Ri macaco! Outro dia conversaremos sobre o assunto. Não se pára a história com deboche, porquanto esta é real e vem da alma do povo. O verdadeiro líder apenas capta este sentimento e faz a história acontecer. Outros símios também riram muito quando da criação de outros 14 Estados dos 26 atuais e mais o DF. Onde se lê: Ministro do Interior Leia-se: Ministério da Integração Nacional onde por sinal o titular está na corda bamba.
Jeso, o Giovanni Queiroz, como é sabido, é um grande latifundiário e pecuarista do sul do Pará. Foi membro da Arena, faz parte da bancada dos ruralistas no Congresso Nacional, que aumentou de 91 para 141 deputados na atual legislatura. É também um destemido perseguidor dos movimentos sociais, principalmente os sem-terras, no sul do Pará, notório aliado da banda podre do agronegócio naquela região e um dos parlamentares mais ricos e que mais enriquecem a cada ano no Brasil. Em função da explosão do agronegócio, os ruralistas ganharam não somente força econômica como também política, tanto que passaram a presidir a Comissão de Meio Ambiente da Câmara, através do mesmo Giovanni Queiroz, o qual também é líder do PDT na câmara, e a vice-presidência do senado, através da Kátia Abreu, outra voraz militante do agronegócio em todas as suas faces. Ou seja, pela força política que o Giovanni acumulou na atual legislatura, é bem possível que este assunto seja sério e não boato como deseja o Chico em seu comentário. Porém, as questões que se colocam são: qual a sensibilidade social que o Giovanni Queiroz possui para ser ministro do trabalho ou de qualquer outro ministério de roupante social ou ambiental? O que o deputado entende da área do trabalho? Como ele pretende tratar as questões sensíveis aos interesses dos trabalhadores se acaso for mesmo indicado para ministro?

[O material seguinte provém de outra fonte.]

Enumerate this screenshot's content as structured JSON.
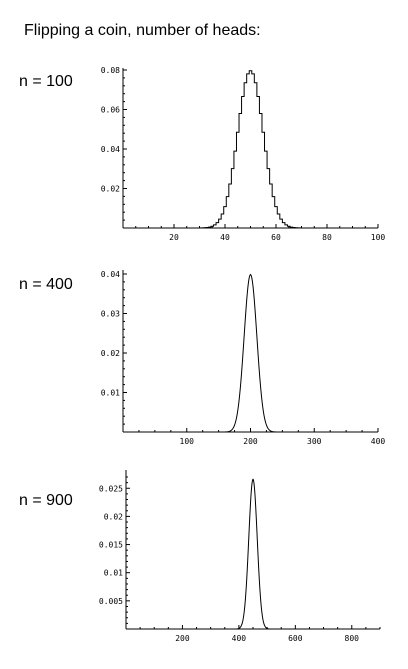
{
  "title": "Flipping a coin, number of heads:",
  "chart_data": [
    {
      "type": "area",
      "label": "n = 100",
      "n": 100,
      "distribution": "binomial(n, 0.5)",
      "render": "step",
      "xlim": [
        0,
        100
      ],
      "ylim": [
        0,
        0.08
      ],
      "xticks": [
        20,
        40,
        60,
        80,
        100
      ],
      "yticks": [
        0.02,
        0.04,
        0.06,
        0.08
      ],
      "xtick_labels": [
        "20",
        "40",
        "60",
        "80",
        "100"
      ],
      "ytick_labels": [
        "0.02",
        "0.04",
        "0.06",
        "0.08"
      ],
      "peak": {
        "x": 50,
        "y": 0.0796
      }
    },
    {
      "type": "line",
      "label": "n = 400",
      "n": 400,
      "distribution": "binomial(n, 0.5)",
      "render": "smooth",
      "xlim": [
        0,
        400
      ],
      "ylim": [
        0,
        0.04
      ],
      "xticks": [
        100,
        200,
        300,
        400
      ],
      "yticks": [
        0.01,
        0.02,
        0.03,
        0.04
      ],
      "xtick_labels": [
        "100",
        "200",
        "300",
        "400"
      ],
      "ytick_labels": [
        "0.01",
        "0.02",
        "0.03",
        "0.04"
      ],
      "peak": {
        "x": 200,
        "y": 0.0399
      }
    },
    {
      "type": "line",
      "label": "n = 900",
      "n": 900,
      "distribution": "binomial(n, 0.5)",
      "render": "smooth",
      "xlim": [
        0,
        900
      ],
      "ylim": [
        0,
        0.027
      ],
      "xticks": [
        200,
        400,
        600,
        800
      ],
      "yticks": [
        0.005,
        0.01,
        0.015,
        0.02,
        0.025
      ],
      "xtick_labels": [
        "200",
        "400",
        "600",
        "800"
      ],
      "ytick_labels": [
        "0.005",
        "0.01",
        "0.015",
        "0.02",
        "0.025"
      ],
      "peak": {
        "x": 450,
        "y": 0.0266
      }
    }
  ]
}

Tal como trata os interesses e necessidades dos sem-terras e indígenas no sul do Pará? Será mesmo que o PDT está disposto a colocar a perder o bom trabalho que vem desempenhando desde o primeiro governo Lula na área das questões trabalhistas? E a Dilma, será se está disposta a ameaçar o legado do governo Lula e o futuro do seu governo nessa área caso o PDT cometa a irresponsabilidade de indicar este senhor para o MT? Torço para que o governo não cometa este vacilo, porque, sem dúvida, este seria um ministro que já nasceria sem o menor crédito e a menor legitimidade, o que seria muito ruim, em termos políticos, para a presidente Dilma, visto que isso poderia levar a uma crise com o movimento trabalhista.
Caro Válber,
Giovanni Queiroz é o tipo do politico que chega ao interior, sem liderança, se apodera de uma sigla partidária, de preferência progressista, ai faz a festa. No caso do deputado a vitima foi o PDT, embora já milite nesse partido ha muito anos. Outra sigla vulnerável a isso é o PC do B e até o PT já se presta a dar abrigo esse tipo de “trabalhistas!” e “trabalhadores” que não tem nenhum compromisso social. No caso do PDT, Santarém é um prova cabal disso.
Nazareno Lima
Deve ser boato (tomara), não acho que o PDT vai incorrer nesse erro, tem quadro melhor.